Capítulo 8
Tres días después, Rosa finalmente despertó del coma.
Esta vez, vio a Mario sentado junto a su cama, con una expresión cansada y sus ojos llenos de venas rojas.
Al verla despertar, él tembló ligeramente al intentar levantarla, pero ella se apartó, evitando su mano.
La mano de Mario quedó suspendida en el aire por un largo rato antes de que finalmente la retirara.
Con la garganta seca, dijo: —Tus piernas pueden caminar normalmente, pero ya no podrás bailar.
—Si no puedes bailar, entonces no lo harás; de todos modos, yo te mantendré. María es mi prometida, no puedo dejarla.
Rosa debería haber sentido muchas emociones.
Debería estar enojada, desesperada, triste, dolorida; incluso debería haber gritado.
Pero todas esas emociones se acumularon en su interior, y al final, lo único que quedó fue una sensación de impotencia.
Con voz rasposa, finalmente logró susurrar, entre sollozos: —Por favor, sal.
El cuarto cayó en un silencio profundo. Finalmente, Mario se levantó y, tras decirle que descansara bien, se fue sin hacer ruido.
Cuando la puerta se cerró, Rosa, con las lágrimas ya surcando su rostro, finalmente rompió a llorar sin contención.
La niña que pasaba los días en el estudio de danza.
La niña que practicaba con toda su fuerza incluso en el calor del verano.
La niña que decía que haría crecer el grupo.
La niña que prometió pasar su vida bailando.
...
Todo eso se rompió junto con sus piernas heridas.
El sueño de Rosa fue completamente hecho pedazos.
Desde que los médicos le dijeron que no podría bailar más, Rosa comenzó a sumirse en una profunda depresión.
Ya no lloraba ni sonreía, solo se sentaba en una silla con una manta sobre sus piernas, mirando en silencio por la ventana.
Hasta que llegó el día de la actuación oficial del grupo.
A pesar de los intentos de la familia Vargas por detenerla, Rosa llegó al evento, apoyada por otros, y se sentó en la última fila.
Las luces se atenuaron y el sonido del piano comenzó a resonar.
Rosa miró hacia el escenario.
Vio a María con el vestido que debería haber sido suyo, bailando la coreografía que ella misma había creado.
Recibió los aplausos y las flores que deberían haber sido para ella.
En el momento en que cayeron los cintillos de colores, todos se levantaron a aplaudir. Mario subió al escenario, abrazó a María y la besó, mientras los demás se acercaban para alabarla.
Solo Rosa permaneció sentada en su lugar, observando cómo las personas venían y se iban.
No sabía cuánto tiempo pasó antes de que se levantara y subiera al escenario.

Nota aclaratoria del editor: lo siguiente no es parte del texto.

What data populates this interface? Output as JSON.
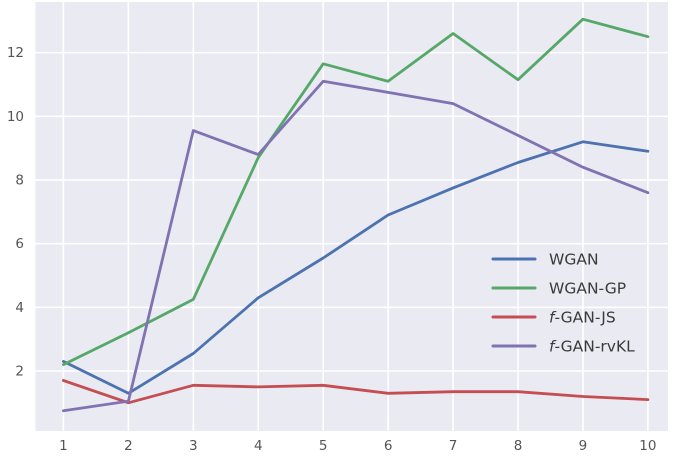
{
  "chart_data": {
    "type": "line",
    "title": "",
    "xlabel": "",
    "ylabel": "",
    "x": [
      1,
      2,
      3,
      4,
      5,
      6,
      7,
      8,
      9,
      10
    ],
    "series": [
      {
        "name": "WGAN",
        "color": "#4C72B0",
        "legend": {
          "italic": "",
          "text": "WGAN"
        },
        "values": [
          2.3,
          1.3,
          2.55,
          4.3,
          5.55,
          6.9,
          7.75,
          8.55,
          9.2,
          8.9
        ]
      },
      {
        "name": "WGAN-GP",
        "color": "#55A868",
        "legend": {
          "italic": "",
          "text": "WGAN-GP"
        },
        "values": [
          2.2,
          3.2,
          4.25,
          8.7,
          11.65,
          11.1,
          12.6,
          11.15,
          13.05,
          12.5
        ]
      },
      {
        "name": "f-GAN-JS",
        "color": "#C44E52",
        "legend": {
          "italic": "f",
          "text": "-GAN-JS"
        },
        "values": [
          1.7,
          1.0,
          1.55,
          1.5,
          1.55,
          1.3,
          1.35,
          1.35,
          1.2,
          1.1
        ]
      },
      {
        "name": "f-GAN-rvKL",
        "color": "#8172B2",
        "legend": {
          "italic": "f",
          "text": "-GAN-rvKL"
        },
        "values": [
          0.75,
          1.05,
          9.55,
          8.8,
          11.1,
          10.75,
          10.4,
          9.4,
          8.4,
          7.6
        ]
      }
    ],
    "xticks": {
      "values": [
        1,
        2,
        3,
        4,
        5,
        6,
        7,
        8,
        9,
        10
      ],
      "labels": [
        "1",
        "2",
        "3",
        "4",
        "5",
        "6",
        "7",
        "8",
        "9",
        "10"
      ]
    },
    "yticks": {
      "values": [
        2,
        4,
        6,
        8,
        10,
        12
      ],
      "labels": [
        "2",
        "4",
        "6",
        "8",
        "10",
        "12"
      ]
    },
    "xlim": [
      0.57,
      10.31
    ],
    "ylim": [
      0.115,
      13.59
    ],
    "grid": true,
    "legend_position": "center right"
  },
  "style": {
    "axes_background": "#EAEAF2",
    "grid_color": "#FFFFFF",
    "tick_label_color": "#555555",
    "legend_text_color": "#3a3a3a",
    "figure_background": "#FFFFFF"
  }
}
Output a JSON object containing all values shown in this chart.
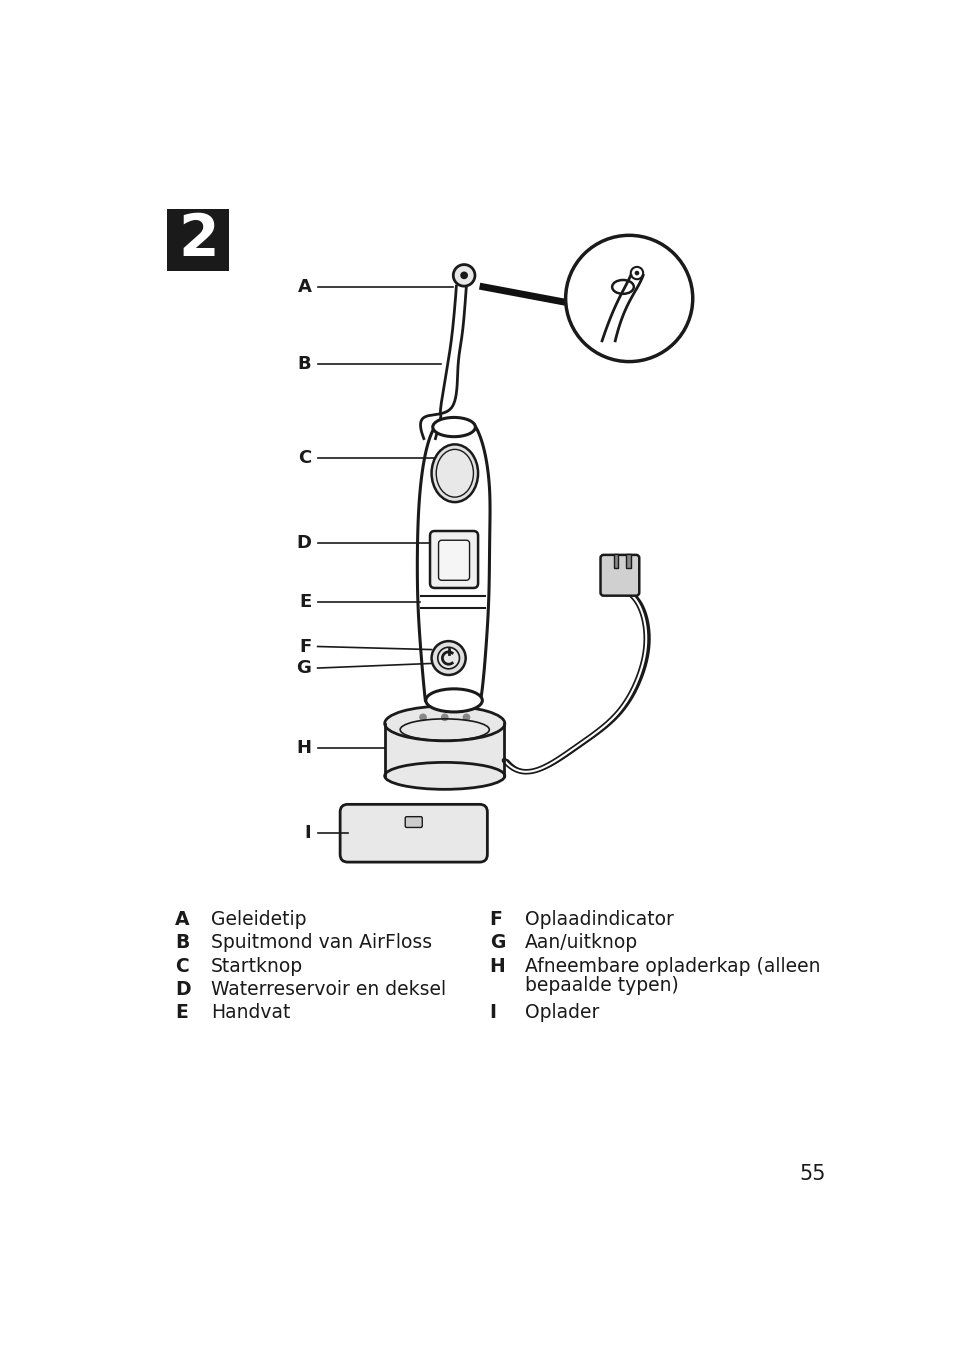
{
  "background_color": "#ffffff",
  "page_number": "55",
  "step_number": "2",
  "labels_left": [
    {
      "letter": "A",
      "description": "Geleidetip"
    },
    {
      "letter": "B",
      "description": "Spuitmond van AirFloss"
    },
    {
      "letter": "C",
      "description": "Startknop"
    },
    {
      "letter": "D",
      "description": "Waterreservoir en deksel"
    },
    {
      "letter": "E",
      "description": "Handvat"
    }
  ],
  "labels_right": [
    {
      "letter": "F",
      "description": "Oplaadindicator"
    },
    {
      "letter": "G",
      "description": "Aan/uitknop"
    },
    {
      "letter": "H",
      "description": "Afneembare opladerkap (alleen\nbepaalde typen)"
    },
    {
      "letter": "I",
      "description": "Oplader"
    }
  ],
  "label_color": "#1a1a1a",
  "box_color": "#1a1a1a",
  "box_text_color": "#ffffff"
}
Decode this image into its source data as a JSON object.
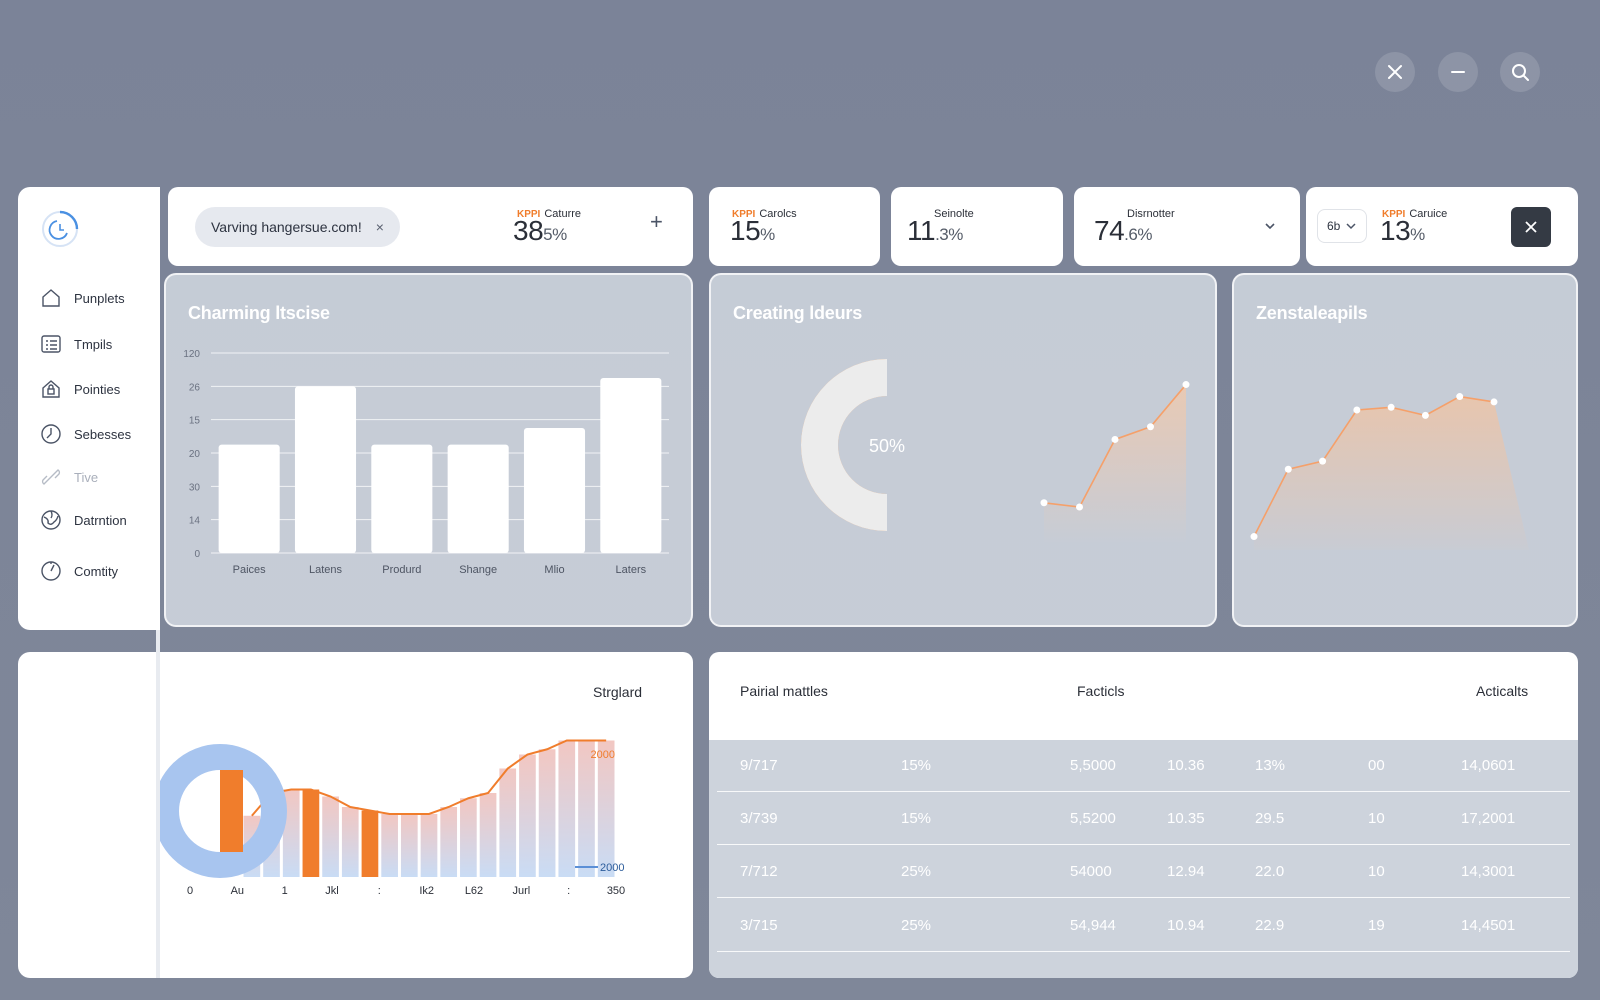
{
  "window_controls": {
    "close_icon": "close-icon",
    "minimize_icon": "minimize-icon",
    "search_icon": "search-icon"
  },
  "sidebar": {
    "items": [
      {
        "label": "Punplets",
        "icon": "home-icon"
      },
      {
        "label": "Tmpils",
        "icon": "list-icon"
      },
      {
        "label": "Pointies",
        "icon": "house-lock-icon"
      },
      {
        "label": "Sebesses",
        "icon": "clock-icon"
      },
      {
        "label": "Tive",
        "icon": "link-icon"
      },
      {
        "label": "Datrntion",
        "icon": "globe-icon"
      },
      {
        "label": "Comtity",
        "icon": "gauge-icon"
      }
    ]
  },
  "topbar": {
    "chip_text": "Varving hangersue.com!",
    "chip_close": "×",
    "kpi": {
      "accent": "KPPI",
      "label": "Caturre",
      "value": "38",
      "unit": "5%"
    },
    "add": "+"
  },
  "kpis": [
    {
      "accent": "KPPI",
      "label": "Carolcs",
      "value": "15",
      "unit": "%"
    },
    {
      "accent": "",
      "label": "Seinolte",
      "value": "11",
      "unit": ".3%"
    },
    {
      "accent": "",
      "label": "Disrnotter",
      "value": "74",
      "unit": ".6%"
    },
    {
      "accent": "KPPI",
      "label": "Caruice",
      "value": "13",
      "unit": "%"
    }
  ],
  "kpi_select": {
    "value": "6b"
  },
  "panels": {
    "bar_title": "Charming ltscise",
    "donut_title": "Creating ldeurs",
    "area_title": "Zenstaleapils",
    "bottom_chart_label": "Strglard"
  },
  "chart_data": [
    {
      "type": "bar",
      "title": "Charming ltscise",
      "categories": [
        "Paices",
        "Latens",
        "Produrd",
        "Shange",
        "Mlio",
        "Laters"
      ],
      "values": [
        65,
        100,
        65,
        65,
        75,
        105
      ],
      "tick_labels": [
        "0",
        "14",
        "30",
        "20",
        "15",
        "26",
        "120"
      ],
      "ylim": [
        0,
        120
      ],
      "grid": true
    },
    {
      "type": "pie",
      "title": "Creating ldeurs",
      "center_label": "50%",
      "slices": [
        {
          "value": 50,
          "color": "#f8a665"
        },
        {
          "value": 50,
          "color": "#ececec"
        }
      ]
    },
    {
      "type": "line",
      "title": "Creating ldeurs",
      "x": [
        1,
        2,
        3,
        4,
        5
      ],
      "y": [
        10,
        9,
        25,
        28,
        38
      ],
      "ylim": [
        0,
        45
      ]
    },
    {
      "type": "area",
      "title": "Zenstaleapils",
      "x": [
        1,
        2,
        3,
        4,
        5,
        6,
        7,
        8
      ],
      "y": [
        5,
        30,
        33,
        52,
        53,
        50,
        57,
        55
      ],
      "ylim": [
        0,
        65
      ]
    },
    {
      "type": "bar",
      "title": "Strglard",
      "x_ticks": [
        "0",
        "Au",
        "1",
        "Jkl",
        ":",
        "Ik2",
        "L62",
        "Jurl",
        ":",
        "350"
      ],
      "values": [
        35,
        48,
        50,
        50,
        46,
        40,
        38,
        36,
        36,
        36,
        40,
        45,
        48,
        62,
        70,
        73,
        78,
        78,
        78
      ],
      "highlight_indexes": [
        3,
        6
      ],
      "line_label": "2000",
      "legend_label": "2000"
    }
  ],
  "table": {
    "headers": [
      "Pairial mattles",
      "Facticls",
      "Acticalts"
    ],
    "rows": [
      [
        "9/717",
        "15%",
        "5,5000",
        "10.36",
        "13%",
        "00",
        "14,0601"
      ],
      [
        "3/739",
        "15%",
        "5,5200",
        "10.35",
        "29.5",
        "10",
        "17,2001"
      ],
      [
        "7/712",
        "25%",
        "54000",
        "12.94",
        "22.0",
        "10",
        "14,3001"
      ],
      [
        "3/715",
        "25%",
        "54,944",
        "10.94",
        "22.9",
        "19",
        "14,4501"
      ]
    ]
  },
  "colors": {
    "accent": "#f07d2c",
    "accent_soft": "#f8a665",
    "blue": "#5b8fd6",
    "blue_soft": "#a8c5ef",
    "dark": "#2d3340"
  }
}
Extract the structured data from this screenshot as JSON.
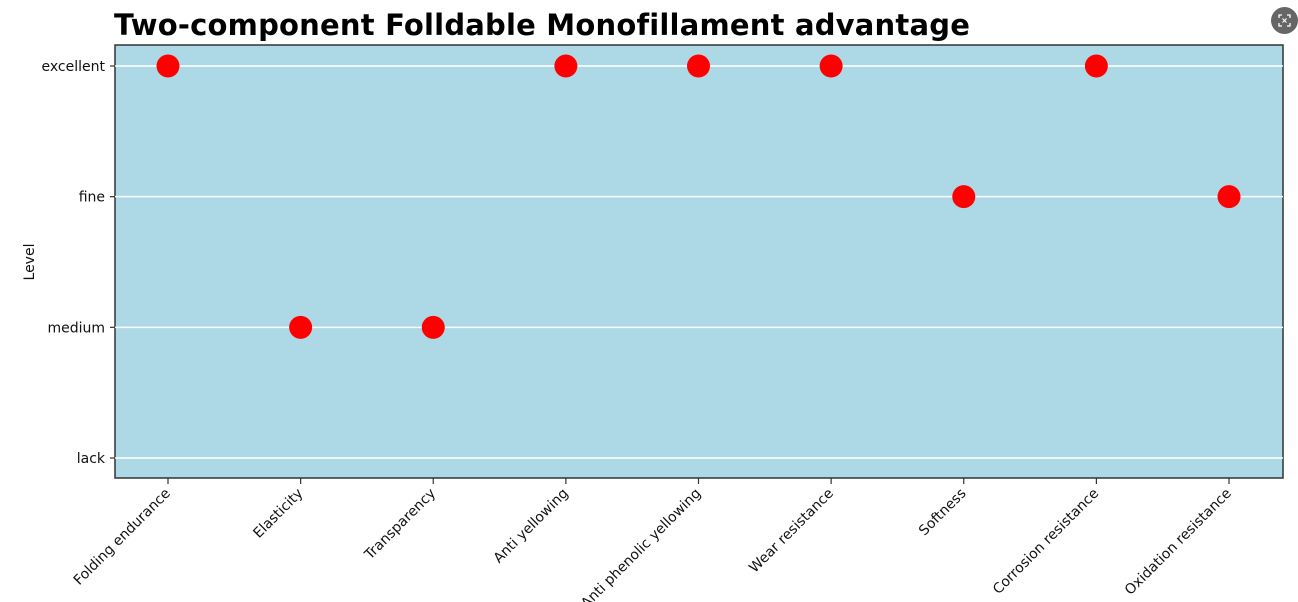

Cuando Mario la vio acercarse, instintivamente se colocó delante de María, diciendo: —Si estás enojada, ven a pelear conmigo, no con ella.
Rosa simplemente lo miró, sus ojos fríos como agua estancada.
María le dedicó una sonrisa desafiante, luego tiró de la camisa de Mario, haciéndose la inocente, y dijo: —Mario, no te preocupes, al final es mi culpa, le quité su puesto como principal y bailé su coreografía, es normal que esté molesta.
Rosa negó con la cabeza: —No estoy molesta, vengo a darles un regalo.
Esa frase hizo que todos se quedaran un momento sorprendidos.
¿Un regalo? ¿Qué regalo?
—Vengan conmigo.
Dicho esto, Rosa se dirigió hacia la salida del recinto.
En el momento en que cruzaron la puerta, un espectáculo de fuegos artificiales iluminó el cielo.
Las chispas cayeron como pétalos de flores, llenando el cielo con colores brillantes.
Mario, atónito, miró a Rosa. En ese instante, escuchó a Rosa decir: —Mario, ¿recuerdas cuando me convertí en la principal? Me diste una lluvia de fuegos artificiales, dijiste que deseabas que mi vida fuera brillante, como el viento, libre. Hoy, yo te devuelvo esos fuegos artificiales, deseándoles a ti y a María una vida juntos, siempre felices.
Cuando dijo "hermana política", Mario se paralizó. Su mirada se fijó en ella.
¡Era la primera vez que la escuchaba llamarla hermana política en público!
Su pecho se apretó, y justo cuando iba a decir algo, Rosa ya se había dado vuelta y desaparecido, sin dejar rastro.